Um dos maiores desafios dos consultórios psiquiátricos, como relata Jaqueline, tem a ver também com a irresponsabilidade de outros profissionais, que acabam receitando medicamentos controlados sem uma avaliação total do quadro ou de pacientes que passam a se automedicar.
“Eu recebo na clínica pacientes com distúrbios neuropsiquiátricos graves e com consequências físicas, doenças que foram desenvolvidas pelo uso abusivo de medicamentos psicotrópicos que ou foram mal indicados ou estão sendo utilizados de forma incorreta, por muito mais tempo do que o necessário ou com super dosagens”, diz.
O mau uso desses medicamentos pode causar o efeito contrário ao desejado, como irritabilidade, ansiedade, alterações de humor, psicoses, pânico, convulsões, arritmias, além do risco de dependência.

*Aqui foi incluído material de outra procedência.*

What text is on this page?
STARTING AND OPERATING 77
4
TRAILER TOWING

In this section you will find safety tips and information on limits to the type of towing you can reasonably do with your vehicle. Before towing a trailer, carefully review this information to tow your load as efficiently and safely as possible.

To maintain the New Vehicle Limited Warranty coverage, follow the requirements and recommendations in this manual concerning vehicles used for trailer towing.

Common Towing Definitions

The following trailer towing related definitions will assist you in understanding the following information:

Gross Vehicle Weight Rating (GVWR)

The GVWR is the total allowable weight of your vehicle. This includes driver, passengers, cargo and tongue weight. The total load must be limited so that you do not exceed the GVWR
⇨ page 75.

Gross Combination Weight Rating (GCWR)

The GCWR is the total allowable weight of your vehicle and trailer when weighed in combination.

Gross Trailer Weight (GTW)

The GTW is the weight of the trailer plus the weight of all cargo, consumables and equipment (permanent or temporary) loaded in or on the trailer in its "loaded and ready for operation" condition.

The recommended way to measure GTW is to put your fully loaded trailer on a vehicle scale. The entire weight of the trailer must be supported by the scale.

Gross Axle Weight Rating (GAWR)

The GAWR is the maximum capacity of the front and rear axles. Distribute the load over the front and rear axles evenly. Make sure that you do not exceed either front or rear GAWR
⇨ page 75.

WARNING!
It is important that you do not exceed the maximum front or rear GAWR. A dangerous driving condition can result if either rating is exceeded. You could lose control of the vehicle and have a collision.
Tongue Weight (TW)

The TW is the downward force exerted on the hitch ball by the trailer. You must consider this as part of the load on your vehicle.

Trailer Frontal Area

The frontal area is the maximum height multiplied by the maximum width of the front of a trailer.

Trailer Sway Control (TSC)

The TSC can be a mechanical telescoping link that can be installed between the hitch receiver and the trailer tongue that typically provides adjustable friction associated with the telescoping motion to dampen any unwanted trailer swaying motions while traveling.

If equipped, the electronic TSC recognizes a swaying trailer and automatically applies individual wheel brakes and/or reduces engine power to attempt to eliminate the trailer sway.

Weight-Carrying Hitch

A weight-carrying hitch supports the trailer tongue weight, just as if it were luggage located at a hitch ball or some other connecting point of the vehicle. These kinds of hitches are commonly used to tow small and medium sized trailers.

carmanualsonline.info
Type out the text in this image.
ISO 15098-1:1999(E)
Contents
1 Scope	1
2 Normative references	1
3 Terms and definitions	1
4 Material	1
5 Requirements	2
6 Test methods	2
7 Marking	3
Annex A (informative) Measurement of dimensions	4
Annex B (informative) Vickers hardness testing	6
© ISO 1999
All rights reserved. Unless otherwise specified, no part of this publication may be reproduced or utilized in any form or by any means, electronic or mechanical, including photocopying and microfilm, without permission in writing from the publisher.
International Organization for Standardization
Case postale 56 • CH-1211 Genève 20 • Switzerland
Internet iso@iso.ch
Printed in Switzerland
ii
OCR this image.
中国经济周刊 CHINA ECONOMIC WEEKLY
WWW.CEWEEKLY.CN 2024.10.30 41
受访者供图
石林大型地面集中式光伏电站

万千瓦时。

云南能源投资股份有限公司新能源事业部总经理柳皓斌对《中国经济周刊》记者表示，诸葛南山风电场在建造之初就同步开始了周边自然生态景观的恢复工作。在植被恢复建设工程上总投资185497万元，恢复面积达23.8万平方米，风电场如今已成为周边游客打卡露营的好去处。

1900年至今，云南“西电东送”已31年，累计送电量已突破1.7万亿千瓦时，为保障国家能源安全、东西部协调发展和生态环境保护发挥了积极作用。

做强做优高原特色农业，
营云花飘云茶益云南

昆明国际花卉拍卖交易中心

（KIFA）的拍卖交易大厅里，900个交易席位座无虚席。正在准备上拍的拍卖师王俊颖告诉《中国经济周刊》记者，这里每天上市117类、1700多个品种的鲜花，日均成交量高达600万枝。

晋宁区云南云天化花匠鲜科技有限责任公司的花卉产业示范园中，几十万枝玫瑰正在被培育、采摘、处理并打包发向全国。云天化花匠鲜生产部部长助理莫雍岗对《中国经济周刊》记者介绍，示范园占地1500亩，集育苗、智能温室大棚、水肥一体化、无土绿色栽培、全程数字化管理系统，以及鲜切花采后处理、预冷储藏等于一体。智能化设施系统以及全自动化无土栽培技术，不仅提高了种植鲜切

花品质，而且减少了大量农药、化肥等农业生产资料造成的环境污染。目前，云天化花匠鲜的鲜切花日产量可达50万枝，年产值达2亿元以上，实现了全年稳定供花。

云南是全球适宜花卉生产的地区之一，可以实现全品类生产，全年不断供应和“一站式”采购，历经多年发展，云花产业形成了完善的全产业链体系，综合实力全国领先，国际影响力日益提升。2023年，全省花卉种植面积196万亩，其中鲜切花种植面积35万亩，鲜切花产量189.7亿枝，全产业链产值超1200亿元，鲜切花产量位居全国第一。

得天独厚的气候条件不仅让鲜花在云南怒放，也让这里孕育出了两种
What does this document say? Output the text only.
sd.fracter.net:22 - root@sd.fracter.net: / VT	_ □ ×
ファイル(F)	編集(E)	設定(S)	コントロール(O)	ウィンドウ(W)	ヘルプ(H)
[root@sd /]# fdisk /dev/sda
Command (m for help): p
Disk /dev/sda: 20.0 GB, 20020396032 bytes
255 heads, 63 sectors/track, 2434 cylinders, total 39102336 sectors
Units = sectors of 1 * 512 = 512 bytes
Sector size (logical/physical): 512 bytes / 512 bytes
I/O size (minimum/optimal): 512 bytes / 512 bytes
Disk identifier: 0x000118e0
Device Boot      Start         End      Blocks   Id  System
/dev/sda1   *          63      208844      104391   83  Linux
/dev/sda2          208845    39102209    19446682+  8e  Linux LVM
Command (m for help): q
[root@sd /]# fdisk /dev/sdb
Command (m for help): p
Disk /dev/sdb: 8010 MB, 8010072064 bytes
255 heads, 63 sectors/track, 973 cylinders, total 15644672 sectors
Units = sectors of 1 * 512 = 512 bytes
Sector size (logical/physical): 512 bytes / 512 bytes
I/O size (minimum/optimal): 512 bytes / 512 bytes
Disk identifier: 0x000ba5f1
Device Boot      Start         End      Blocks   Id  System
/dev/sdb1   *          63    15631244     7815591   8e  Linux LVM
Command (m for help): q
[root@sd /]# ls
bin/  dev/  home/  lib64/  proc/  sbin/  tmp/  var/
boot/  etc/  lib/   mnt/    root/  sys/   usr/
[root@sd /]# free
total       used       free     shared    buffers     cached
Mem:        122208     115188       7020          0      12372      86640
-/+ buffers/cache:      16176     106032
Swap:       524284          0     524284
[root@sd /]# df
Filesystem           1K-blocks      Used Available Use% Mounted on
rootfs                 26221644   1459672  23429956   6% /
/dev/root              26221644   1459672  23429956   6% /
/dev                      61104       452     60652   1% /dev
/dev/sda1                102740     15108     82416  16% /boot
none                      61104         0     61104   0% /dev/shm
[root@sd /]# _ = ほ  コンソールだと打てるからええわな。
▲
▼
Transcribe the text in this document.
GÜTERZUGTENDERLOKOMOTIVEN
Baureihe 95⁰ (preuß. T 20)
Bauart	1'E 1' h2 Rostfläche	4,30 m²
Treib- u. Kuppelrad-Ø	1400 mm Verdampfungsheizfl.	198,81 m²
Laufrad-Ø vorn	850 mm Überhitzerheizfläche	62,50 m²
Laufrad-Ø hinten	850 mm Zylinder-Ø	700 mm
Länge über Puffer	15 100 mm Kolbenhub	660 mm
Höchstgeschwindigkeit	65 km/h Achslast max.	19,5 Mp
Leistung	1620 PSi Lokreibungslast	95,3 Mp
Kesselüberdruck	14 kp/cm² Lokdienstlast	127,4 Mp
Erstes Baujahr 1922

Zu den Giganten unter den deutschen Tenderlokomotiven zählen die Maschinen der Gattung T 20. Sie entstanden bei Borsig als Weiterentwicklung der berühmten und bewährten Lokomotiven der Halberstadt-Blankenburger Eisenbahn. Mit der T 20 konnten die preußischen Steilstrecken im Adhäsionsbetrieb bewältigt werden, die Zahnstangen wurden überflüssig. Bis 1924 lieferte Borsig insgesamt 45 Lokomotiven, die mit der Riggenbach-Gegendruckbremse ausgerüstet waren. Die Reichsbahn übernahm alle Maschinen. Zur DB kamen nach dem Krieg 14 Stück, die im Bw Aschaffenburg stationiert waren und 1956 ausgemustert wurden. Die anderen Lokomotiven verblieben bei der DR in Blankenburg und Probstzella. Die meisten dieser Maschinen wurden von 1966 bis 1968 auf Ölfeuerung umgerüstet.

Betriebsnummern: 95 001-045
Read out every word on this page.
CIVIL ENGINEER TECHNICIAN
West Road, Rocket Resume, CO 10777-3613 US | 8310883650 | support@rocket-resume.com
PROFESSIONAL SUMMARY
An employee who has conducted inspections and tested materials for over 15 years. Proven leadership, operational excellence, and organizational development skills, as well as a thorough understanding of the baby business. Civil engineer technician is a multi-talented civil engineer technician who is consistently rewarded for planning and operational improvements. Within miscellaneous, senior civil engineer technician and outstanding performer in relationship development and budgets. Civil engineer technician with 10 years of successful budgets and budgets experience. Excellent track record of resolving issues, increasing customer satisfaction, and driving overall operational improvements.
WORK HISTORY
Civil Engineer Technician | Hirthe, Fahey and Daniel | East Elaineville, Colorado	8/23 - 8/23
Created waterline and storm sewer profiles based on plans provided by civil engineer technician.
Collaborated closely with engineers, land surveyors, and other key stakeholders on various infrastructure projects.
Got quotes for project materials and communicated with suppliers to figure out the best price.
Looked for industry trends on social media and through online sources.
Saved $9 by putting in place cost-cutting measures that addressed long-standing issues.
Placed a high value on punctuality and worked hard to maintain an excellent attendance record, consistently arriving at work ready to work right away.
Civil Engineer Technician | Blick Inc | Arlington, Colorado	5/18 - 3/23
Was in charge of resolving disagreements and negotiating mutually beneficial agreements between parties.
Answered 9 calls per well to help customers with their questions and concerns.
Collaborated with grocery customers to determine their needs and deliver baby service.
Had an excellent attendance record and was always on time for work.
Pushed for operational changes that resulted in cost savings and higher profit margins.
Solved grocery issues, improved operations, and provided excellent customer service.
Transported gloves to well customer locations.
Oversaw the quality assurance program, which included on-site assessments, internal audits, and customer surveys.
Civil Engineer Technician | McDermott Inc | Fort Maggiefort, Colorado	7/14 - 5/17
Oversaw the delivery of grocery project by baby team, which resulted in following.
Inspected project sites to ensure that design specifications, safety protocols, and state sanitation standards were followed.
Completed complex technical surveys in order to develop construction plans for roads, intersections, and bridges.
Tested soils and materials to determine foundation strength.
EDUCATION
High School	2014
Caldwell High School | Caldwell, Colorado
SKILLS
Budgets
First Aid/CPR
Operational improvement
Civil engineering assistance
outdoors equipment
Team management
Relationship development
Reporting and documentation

Para dormir, para acordar, para relaxar e para sorrir
De acordo com a especialista, o grande problema em relação aos medicamentos psiquiátricos no momento é que eles estão sendo utilizados como muletas e de forma constante e indiscriminada para atividades que deveriam ser naturais, como dormir, relaxar, se concentrar e até ser feliz.
“Parece brincadeira, mas eu atendo pacientes que abrem a cartela de comprimidos e me contam quais usam, em quais momentos e com quais finalidades. Seus organismos já não fazem mais nada sozinhos, só funcionam à base de drogas e fazer o desmame nesse tipo de cenário é muito complicado, é um grande desafio dos profissionais de saúde”.
Jaqueline cita o famoso Zolpidem, medicamento da classe dos hipnóticos que induz o sono e causa efeito sedativo, que tem ganhado destaque exatamente por seu uso indevido. “Esse é um excelente exemplo, porque o medicamento é muito potente e pode realmente ajudar em alguns casos. Mas ele não foi feito para ser utilizado por um longo período de tempo e pode causar extrema dependência. Nenhuma droga sedativa, inclusive, deveria ser incluída à rotina de uma pessoa que tem insônia. Ele é parte do tratamento e não o todo. Mas agora temos uma verdadeira epidemia da droga, que pode trazer muitos malefícios e será difícil de ser controlada”, afirma.
Ela reforça que o trabalho da psiquiatria é devolver para o paciente a habilidade que ele tem – ou deveria ter – de realizar todas as ações descritas acima, de forma natural e independente de medicamentos. “O uso constante de medicamentos será indicado apenas para uma parcela da população que realmente precisa repor esses compostos de forma definitiva. Para a maioria dos pacientes, no entanto, o medicamento vai ser apenas uma ajuda, que deve ser revista de tempos em tempos e, idealmente, retirada da rotina”, ressalta.
“O mundo todo passou por momentos desafiadores e a saúde mental da população está realmente em jogo. Mas não podemos – ambos profissionais da saúde e pacientes – sermos irresponsáveis e começar uma nova pandemia, dessa vez de medicamentos”, conclui.